Disadvantaged students lose bid to block AIMS mandate
Capitol Media Services
Sept 12, 2008


 By Howard Fischer

Tucson, Arizona | Published:  http://www.azstarnet.com/sn/education/257230

PHOENIX A judge has rejected efforts by two public- interest law firms to block the state from using the AIMS test as a graduation requirement.

Maricopa County Superior Court Judge John Buttrick heard evidence that school districts with a higher percentage of economically disadvantaged and minority students had lower passing rates on the reading, math and writing sections of the test.

Plaintiffs said that's because the state doesn't provide enough funds to ensure all students get the education they need and to which they are constitutionally entitled.

But Buttrick said no one proved an absolute link between what programs schools do and do not provide and AIMS scores.
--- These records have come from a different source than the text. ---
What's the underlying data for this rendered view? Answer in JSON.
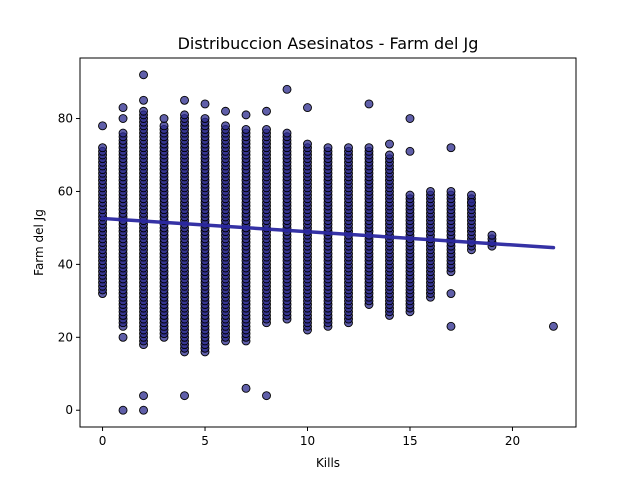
{
  "chart_data": {
    "type": "scatter",
    "title": "Distribuccion Asesinatos - Farm del Jg",
    "xlabel": "Kills",
    "ylabel": "Farm del Jg",
    "xlim": [
      -1.1,
      23.1
    ],
    "ylim": [
      -4.6,
      96.6
    ],
    "xticks": [
      0,
      5,
      10,
      15,
      20
    ],
    "yticks": [
      0,
      20,
      40,
      60,
      80
    ],
    "grid": false,
    "legend": "none",
    "point_color": "#2b2a8c",
    "point_edge_color": "#000000",
    "point_opacity": 0.75,
    "trend_color": "#2a27a0",
    "trend_line": {
      "x": [
        0,
        22
      ],
      "y": [
        52.6,
        44.6
      ]
    },
    "columns": [
      {
        "x": 0,
        "min": 32,
        "max": 72,
        "extra": [
          78
        ]
      },
      {
        "x": 1,
        "min": 23,
        "max": 76,
        "extra": [
          0,
          20,
          80,
          83
        ]
      },
      {
        "x": 2,
        "min": 18,
        "max": 82,
        "extra": [
          0,
          4,
          85,
          92
        ]
      },
      {
        "x": 3,
        "min": 20,
        "max": 78,
        "extra": [
          80
        ]
      },
      {
        "x": 4,
        "min": 16,
        "max": 81,
        "extra": [
          4,
          85
        ]
      },
      {
        "x": 5,
        "min": 16,
        "max": 80,
        "extra": [
          84
        ]
      },
      {
        "x": 6,
        "min": 19,
        "max": 78,
        "extra": [
          82
        ]
      },
      {
        "x": 7,
        "min": 19,
        "max": 77,
        "extra": [
          6,
          81
        ]
      },
      {
        "x": 8,
        "min": 24,
        "max": 77,
        "extra": [
          4,
          82
        ]
      },
      {
        "x": 9,
        "min": 25,
        "max": 76,
        "extra": [
          88
        ]
      },
      {
        "x": 10,
        "min": 22,
        "max": 73,
        "extra": [
          83
        ]
      },
      {
        "x": 11,
        "min": 23,
        "max": 72,
        "extra": []
      },
      {
        "x": 12,
        "min": 24,
        "max": 72,
        "extra": []
      },
      {
        "x": 13,
        "min": 29,
        "max": 72,
        "extra": [
          84
        ]
      },
      {
        "x": 14,
        "min": 26,
        "max": 70,
        "extra": [
          73
        ]
      },
      {
        "x": 15,
        "min": 27,
        "max": 59,
        "extra": [
          71,
          80
        ]
      },
      {
        "x": 16,
        "min": 31,
        "max": 60,
        "extra": []
      },
      {
        "x": 17,
        "min": 38,
        "max": 60,
        "extra": [
          23,
          32,
          72
        ]
      },
      {
        "x": 18,
        "min": 44,
        "max": 59,
        "extra": [
          57
        ]
      },
      {
        "x": 19,
        "min": 45,
        "max": 48,
        "extra": []
      },
      {
        "x": 22,
        "min": 23,
        "max": 23,
        "extra": []
      }
    ]
  }
}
Without that, he said, there's no constitutional violation.

No decision has been made on an appeal.

The lawsuit was filed on behalf of three student groups: the economically disadvantaged, racial and ethnic minorities, and those classified as English-language learners.

According to the lawsuit, students in these groups about one of every six of high school seniors in Arizona pass the math, reading and writing sections of AIMS at a lower rate than classmates.
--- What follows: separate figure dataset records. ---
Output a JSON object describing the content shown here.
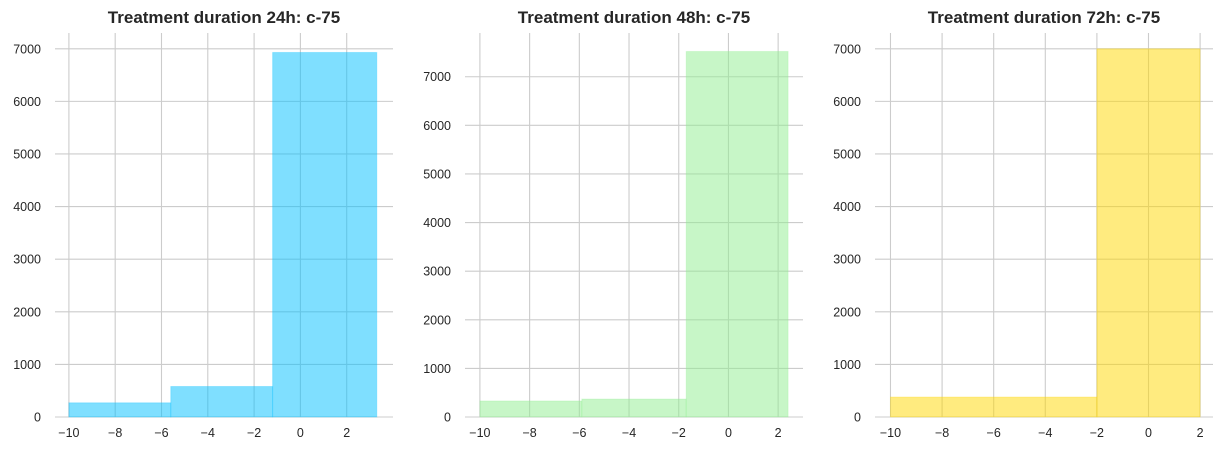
{
  "chart_data": [
    {
      "type": "bar",
      "title": "Treatment duration 24h: c-75",
      "color": "#00bfff",
      "opacity": 0.5,
      "xlim": [
        -10.6,
        4.0
      ],
      "ylim": [
        0,
        7300
      ],
      "xticks": [
        -10,
        -8,
        -6,
        -4,
        -2,
        0,
        2
      ],
      "yticks": [
        0,
        1000,
        2000,
        3000,
        4000,
        5000,
        6000,
        7000
      ],
      "bins": [
        {
          "x0": -10.0,
          "x1": -5.6,
          "value": 270
        },
        {
          "x0": -5.6,
          "x1": -1.2,
          "value": 580
        },
        {
          "x0": -1.2,
          "x1": 3.3,
          "value": 6930
        }
      ],
      "grid": true
    },
    {
      "type": "bar",
      "title": "Treatment duration 48h: c-75",
      "color": "#90ee90",
      "opacity": 0.5,
      "xlim": [
        -10.6,
        3.0
      ],
      "ylim": [
        0,
        7900
      ],
      "xticks": [
        -10,
        -8,
        -6,
        -4,
        -2,
        0,
        2
      ],
      "yticks": [
        0,
        1000,
        2000,
        3000,
        4000,
        5000,
        6000,
        7000
      ],
      "bins": [
        {
          "x0": -10.0,
          "x1": -5.9,
          "value": 330
        },
        {
          "x0": -5.9,
          "x1": -1.7,
          "value": 370
        },
        {
          "x0": -1.7,
          "x1": 2.4,
          "value": 7520
        }
      ],
      "grid": true
    },
    {
      "type": "bar",
      "title": "Treatment duration 72h: c-75",
      "color": "#ffd700",
      "opacity": 0.5,
      "xlim": [
        -10.6,
        2.5
      ],
      "ylim": [
        0,
        7300
      ],
      "xticks": [
        -10,
        -8,
        -6,
        -4,
        -2,
        0,
        2
      ],
      "yticks": [
        0,
        1000,
        2000,
        3000,
        4000,
        5000,
        6000,
        7000
      ],
      "bins": [
        {
          "x0": -10.0,
          "x1": -2.0,
          "value": 380
        },
        {
          "x0": -2.0,
          "x1": 2.0,
          "value": 7000
        }
      ],
      "grid": true
    }
  ]
}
If the state intends to use AIMS as a graduation requirement, it should provide more funding for these students for everything from smaller classes to tutoring, said attorney Ellen Katz of the William E. Morris Institute for Justice.

State Superintendent of Public Instruction Tom Horne said there is a link between socio-economic status and academic achievement.
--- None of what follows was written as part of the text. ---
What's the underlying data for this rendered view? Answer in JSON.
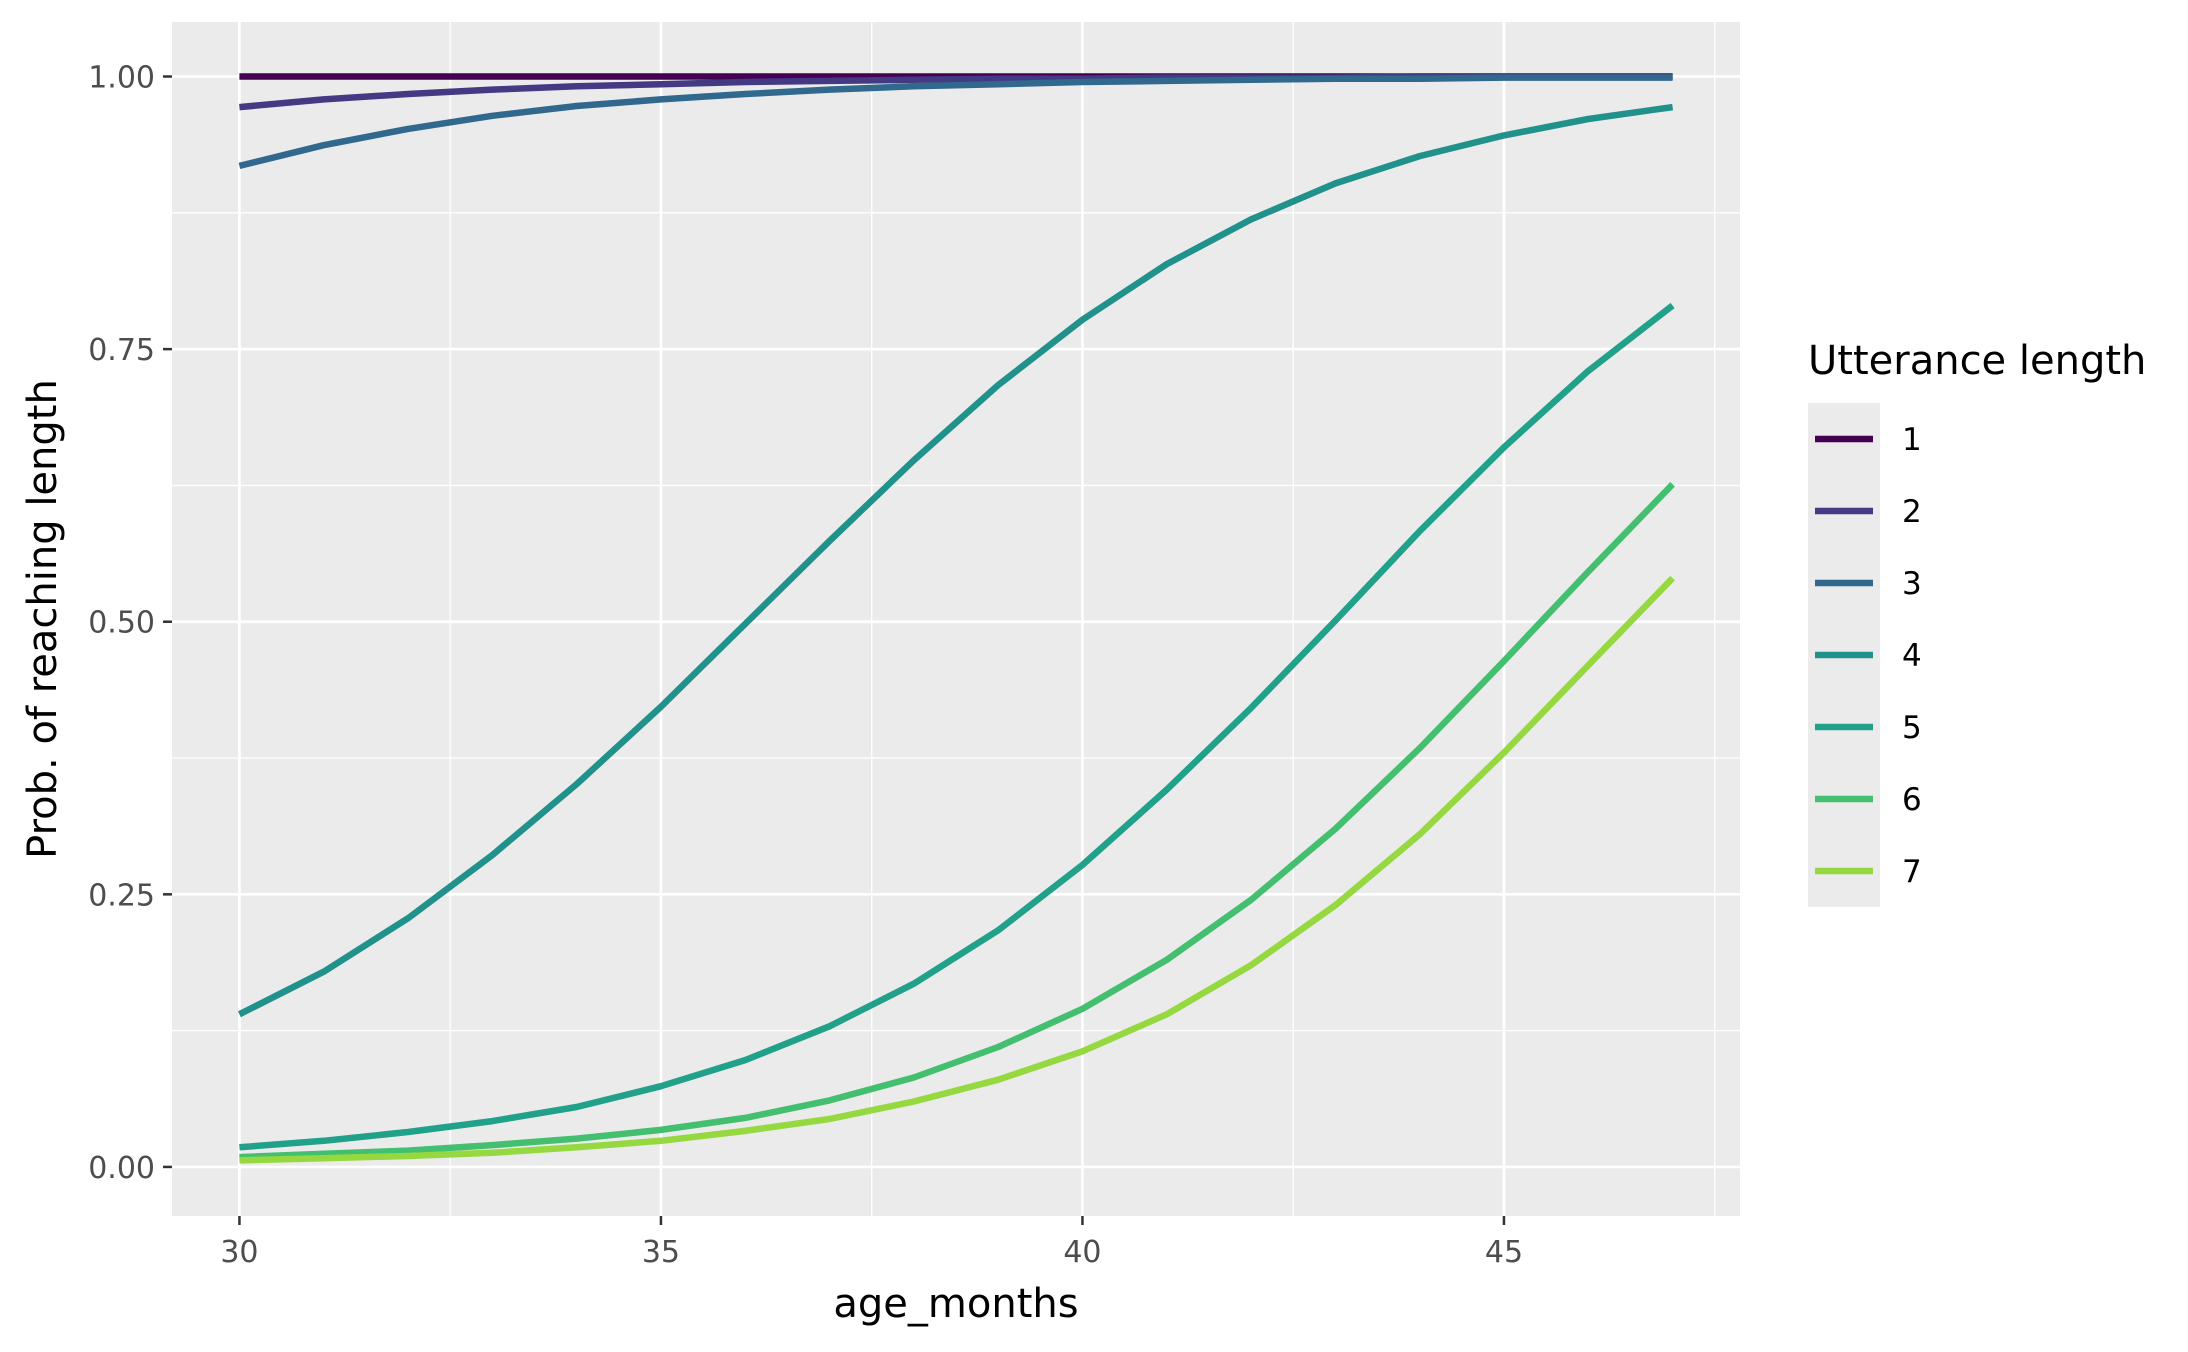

"But it's not an excuse for anybody," he said. "The teachers need to teach well, the schools need to give good leadership, the students need to study."

And Horne said socio-economic status isn't an excuse not to have to pass AIMS short for Arizona's Instrument to Measure Standards which is supposed to show that students have learned what is expected of a high school graduate.

"We hold out the same high standards for everybody," he said.

Horne acknowledged that state aid to schools is pretty much equal, about $6,000 for each student, regardless of economic background.

But he said the federal government provides additional cash to districts with high percentages of students living in poverty to help those youngsters with special programs.

Buttrick said the state is constitutionally obligated to provide all schools with enough money to ensure that students have the opportunity to get an education.

But he said the challengers to the state's current funding system never proved that the lack of cash to provide certain programs affected AIMS scores.

For example, he noted that Toni Badone, superintendent of the Yuma Union High School District, testified that her district isn't meeting the needs of its students because of a lack of resources.

But Buttrick said not a single student failed to graduate in 2006 or 2007 because of failure to pass the AIMS test.

And Reyna Olvera, a student at Thomas Jefferson High School in Phoenix, testified about the lack of services at her school. Buttrick noted, though, that Olvera also admitted to a number of unexcused absences "and that she dropped out of her math AIMS class after only a few weeks."

Attorney Tim Hogan of the Center for Law in the Public Interest, who also represented challengers, said he believes Buttrick used the wrong legal standard in his ruling.

He said no one disputed the statistics showing the connection between the AIMS scores at individual schools and the economic status of the students there. What Buttrick apparently wanted, Hogan said, was proof that individual students were unable to get diplomas because of the lack of funds.